Santiago
Santiago
De João Salles
É Tudo verdade, Odeon sex 23 21:30
*** ½
O que é um filme? Qual é a função, qual o papel de um filme, ainda mais quando se pensa num documentário? Ora, é falar sobre o outro, mas também evidentemente falar de si, falar sobre si. Em Santiago, a grande idéia de João Salles é que um filme pode ser um pedido de desculpas. Um pedido de desculpas sincero e honesto, dadas as impossibilidades do cinema, que são muito maiores que as suas possibilidades.
Santiago é por outro lado, cinema contemporâneo, filme sobre seu próprio processo de criação, filme dentro do filme, ou melhor, uma reflexão sobre o processo próprio de se fazer um filme, um filme sobre si mesmo. Sobre si mesmo no sentido de ser um filme sobre um filme e também no sentido de ser um filme de um autor falando de si mesmo. Como pessoa e como filme. É um filme que desconstrói o tempo todo a validade de seu discurso, e quanto mais o faz, mais ganha força e vida.
Em 1986 João Salles foi fazer um documentário sobre o mordomo da casa dos seus pais. Vendo o material cerca de 17 anos depois, viu que era péssimo, que não daria um filme. Exatamente por isso fez esse filme, chamado Santiago. Um filme sobre o porquê desse filme não ter dado certo, um filme sobre o porquê de o cinema documental ser uma grande mentira, um filme sobre o porquê desse documentarista ser um grande hipócrita mas ao mesmo tempo um filme que ao desconstruir tudo isso, promove uma resposta positiva: é também um filme sobre Santiago, esse mordomo, a partir do que não foi dito, mesmo que ele não tenha tido direito a ter voz.
Quem tem voz no filme o tempo todo é o diretor, João Salles. O filme é sobre ele, mais que sobre Santiago. É uma espécie de autobiografia. Mas seu interesse para o público reside exatamente nisso, nessa coragem de se olhar de frente e assumir os próprios erros (conforme a linda expressão da Consuelo Lins) e por afirmar que num documentário existe tanto de mentira quanto de verdade.
O que é lindo em Santiago é que esse pedido de desculpas é extremamente carinhoso e revestido de enorme singeleza, elegância e quão delicado o diretor arquiteta sua construção. Inclusive com um certo humor. Esse tom quase miraculoso que percorre o filme, amarrado por uma voz off em que cada palavra parece a mais exata. É um dos filmes mais cuidadosos e delicados dos últimos tempos do cinema brasileiro. Um filme ousado, criativo, que mostra o lado perverso e desumano do cinema. Esse personagem não tem voz, porque o diretor não o queria ouvir.

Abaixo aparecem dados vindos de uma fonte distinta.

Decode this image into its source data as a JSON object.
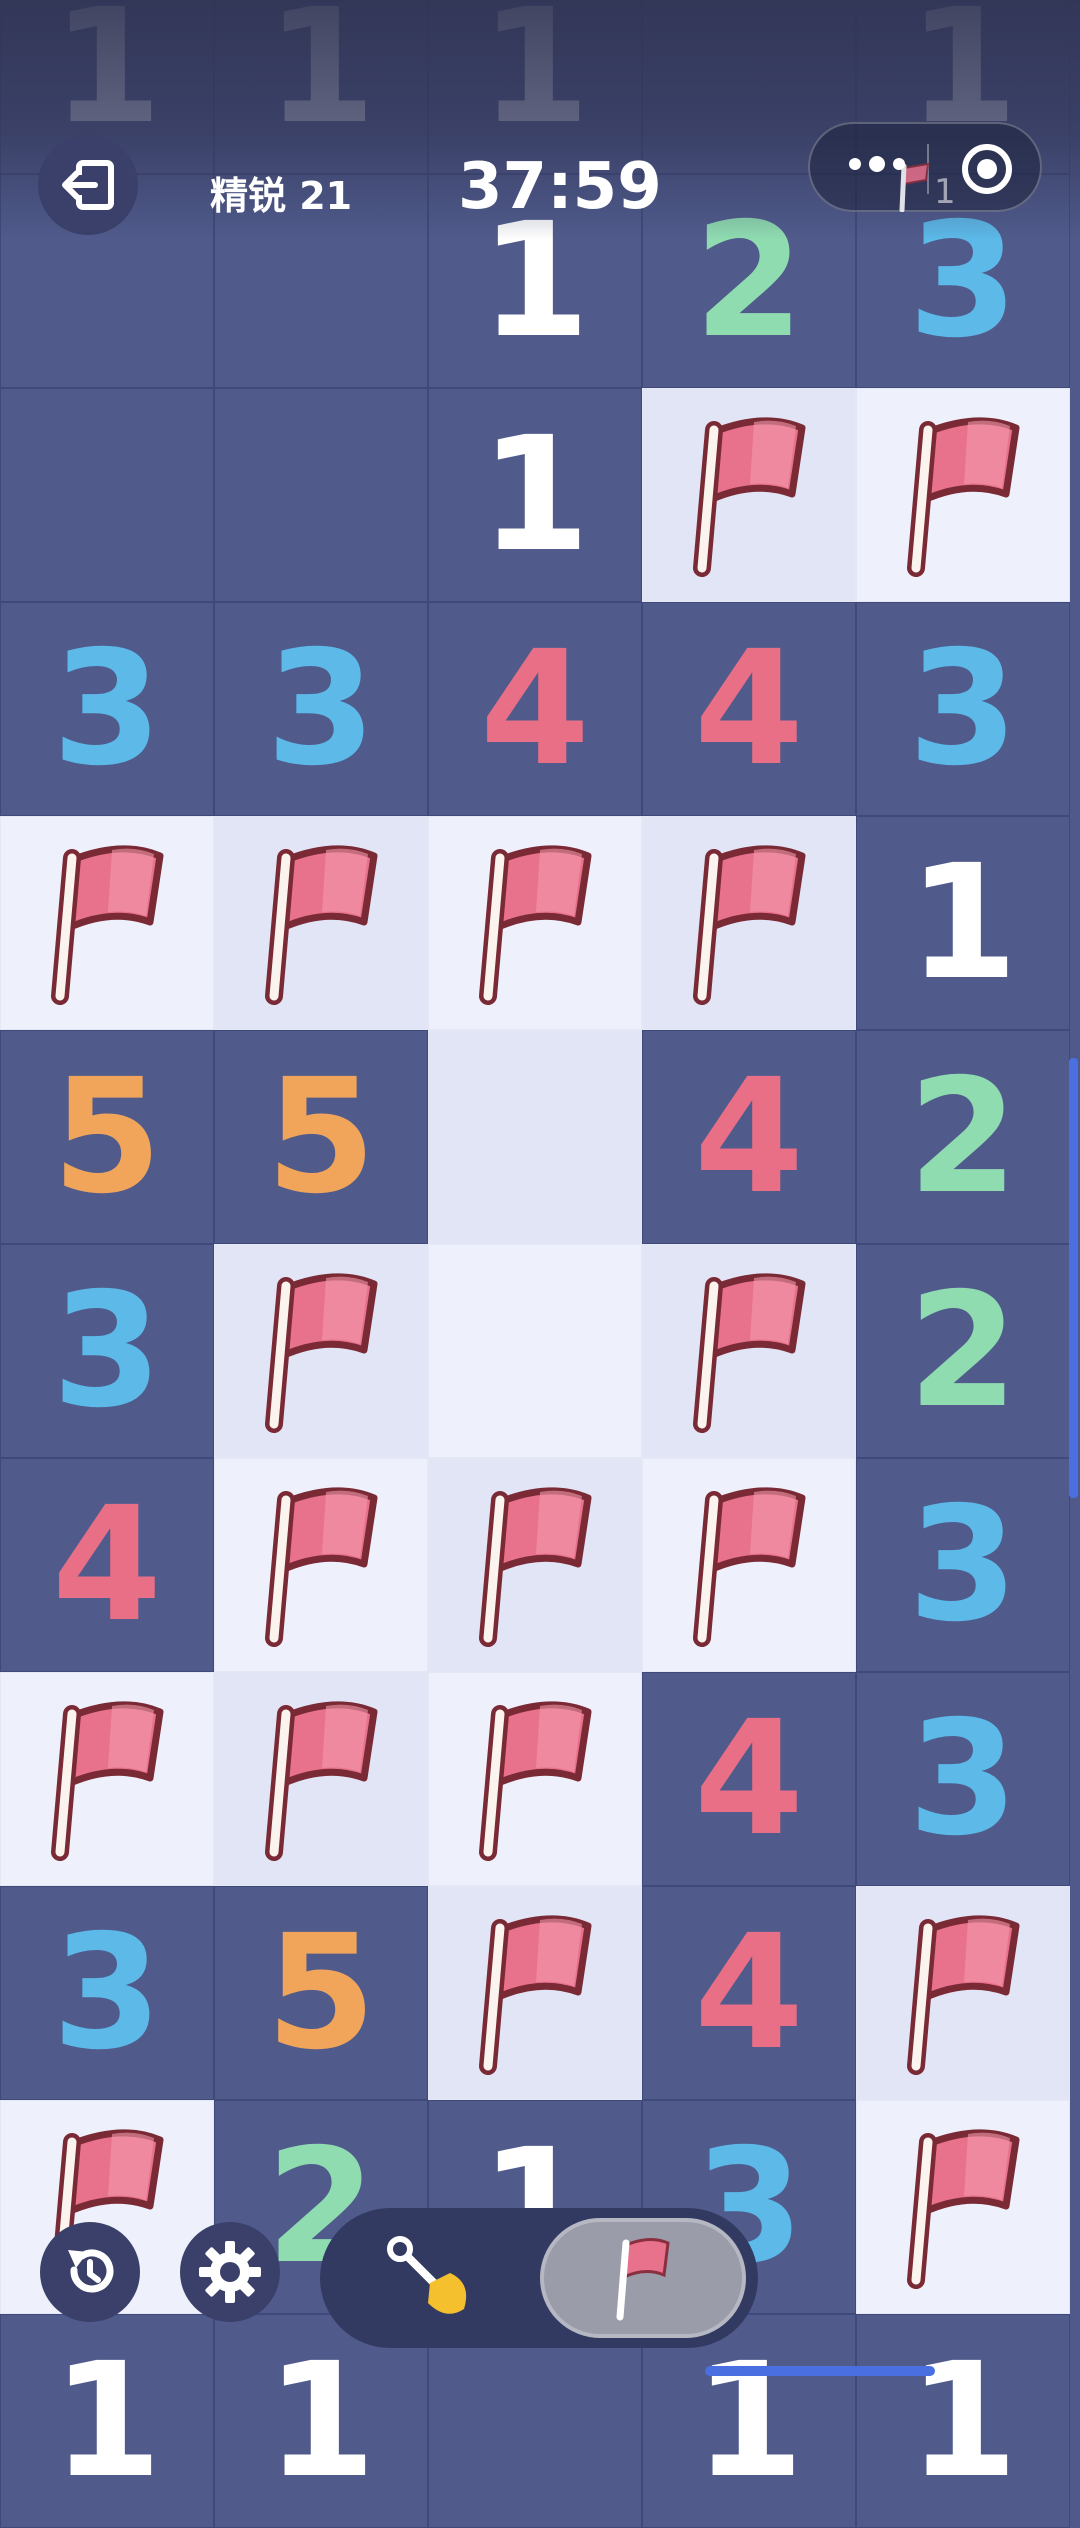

Queria imprimir todas as opiniões que já tinha na cabeça antes de fazer o filme, e não teve a inclinação de deixar-se surpreender, de ver o que esse homem teria a dizer. Era como se ele já soubesse de tudo e teria que dirigir seu personagem para ele lhe falar exatamente aquilo que já sabia sobre ele.
A consciência desse fracasso próprio é revelada no filme a partir de um tom austero, reforçado pela fotografia em preto-e-branco e pelo ritmo lento, contemplativo. Um certo humor, e uma inesperada poesia brotam do filme, que muitas vezes é comovente.
No final, João Salles diz que a relação entre ele e Santiago não era a do documentarista diante de seu personagem, mas continuava a ser a do patrão e do mordomo da casa. Com esse olhar arguto, Santiago revela-se um filme político. Ficamos matutando: até que ponto não se revela um filme sobre a hipocrisia do cinema brasileiro em falar do outro e das questões sociais? Até que ponto a relação de João Salles com Santiago não é um espelho da relação de um cinema brasileiro com seu país, ou a nossa própria relação diante do nosso país? Coisas que mostram que de “egotrip” e “alienação” o filme não tem nem um pouco. Ao contrário, ele se insere numa questão instigante dos limites do documentário brasileiro como símbolo de verdade ou de representação fidedigna de uma realidade, da qual o cineasta não pertence e nem pretende pertencer quando se encerra o filme.